Konuşmuyorum kimseyle, yanlarında ağlamıyorum da. Yok gibiyim aslında. Sesimi duymuyor kimse, yüzüme de bakmıyor. Uyuyamıyorum bile, yatınca, gözlerim kapanınca kare kare canlanıyor yaşananlar. Ne söylenir bilmiyorum. Gelişigüzel cümleler kuruyorum. Açılmış yaralarım, ama sana koşamıyorum. Karşımda öylece duruyorsun, ama sana sarılamıyorum.
Artık yoksun…
Mutlusundur şimdi. Birini bomboş dünyasında terk edip gitmek kolaydır. Asıl sorun ne biliyor musun? Alışkanlıklar… Kalbim sana sarılmak isterken, aklım, bedenim engelliyor bunu. Nasıl da alışmışım yanımda olmana. Ruhunla olmasa bile bana sarılmana.
Gözyaşlarım bitmiyor. Ağlamak sorun değil de, gülmeyi unutmak çok koyuyor. Rol yapmak da zor aslına bakarsan. Mutlu gibi görünmek, her şeye boşvermiş gibi. Umudum olduğundan değil bu söylediklerim…
Yürürken sokaklar daralıyor.
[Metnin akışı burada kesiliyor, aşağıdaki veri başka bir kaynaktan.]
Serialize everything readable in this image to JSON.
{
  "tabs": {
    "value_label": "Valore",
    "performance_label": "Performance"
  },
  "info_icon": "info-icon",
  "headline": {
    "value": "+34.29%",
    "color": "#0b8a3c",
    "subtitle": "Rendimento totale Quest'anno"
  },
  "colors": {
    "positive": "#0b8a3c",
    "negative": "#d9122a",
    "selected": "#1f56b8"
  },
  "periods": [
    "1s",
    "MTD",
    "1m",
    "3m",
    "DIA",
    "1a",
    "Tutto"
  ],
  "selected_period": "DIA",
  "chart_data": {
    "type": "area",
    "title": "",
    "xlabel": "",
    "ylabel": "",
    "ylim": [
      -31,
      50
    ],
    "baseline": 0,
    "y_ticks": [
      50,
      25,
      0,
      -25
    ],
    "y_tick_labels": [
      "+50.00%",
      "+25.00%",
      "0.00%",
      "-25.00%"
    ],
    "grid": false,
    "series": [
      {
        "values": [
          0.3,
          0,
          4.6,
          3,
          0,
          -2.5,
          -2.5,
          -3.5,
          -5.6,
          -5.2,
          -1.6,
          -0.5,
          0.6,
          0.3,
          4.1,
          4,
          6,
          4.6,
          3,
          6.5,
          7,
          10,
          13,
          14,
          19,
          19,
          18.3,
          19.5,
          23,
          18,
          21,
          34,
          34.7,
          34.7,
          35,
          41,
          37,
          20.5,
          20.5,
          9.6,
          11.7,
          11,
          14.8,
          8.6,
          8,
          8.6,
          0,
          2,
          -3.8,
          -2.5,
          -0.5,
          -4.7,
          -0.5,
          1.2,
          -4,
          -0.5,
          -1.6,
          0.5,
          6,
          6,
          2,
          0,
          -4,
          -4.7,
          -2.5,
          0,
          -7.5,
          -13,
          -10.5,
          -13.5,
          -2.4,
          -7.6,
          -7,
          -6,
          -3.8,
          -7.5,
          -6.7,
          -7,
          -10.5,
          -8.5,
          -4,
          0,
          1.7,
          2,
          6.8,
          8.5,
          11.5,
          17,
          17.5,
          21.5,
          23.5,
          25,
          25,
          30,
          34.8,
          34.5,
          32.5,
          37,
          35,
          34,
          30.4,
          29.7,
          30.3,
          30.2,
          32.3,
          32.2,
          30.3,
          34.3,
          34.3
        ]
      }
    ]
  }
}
Her sokaktan senin adın, senin sesin... Keşkede kalan her şeyden nefret ediyorum ama yine de keşke gitmeseydin.
YORUMLAR
keşke gitmeseydin....ruhunla olmasa da sarılmana....o kadar alışmıştım ki...Ahmet Altan,bir eserinde böyle bir sahneyi betimler...yolunu kaybetmiş,aç ve susuz bir adama ekmek ve su veren yalnız yaşayan bir kadın,"sadece sarıl bana ve uyu"der...tebriklerim,hasreti betimleyen ve resimleyen başarılı çalışmanızadır...selamlarımla...
Her gidiş yeni bir başalangıçmıdır, yoksa kaybedişimidir tartışılmaya değer bir olgudur benim için. Gitmek mi zordur, yoksa kalmak mı? Bu yazı; Bütün bu soruları tekrar tekrar sordurup tekrar tekrar cevaplatan bir düşünceye sevk etti. bU yüzden bende bir kaç cümle karaladım.
Sen gitmiştin ama düşlerin bana emanetti. Her gece senin adına düşer kuruyordum. Yokluğun, çekip gitmişliğin hasreti daha da koyultuyordu. Soramamıştım hiç yakamozları severmisin hiç?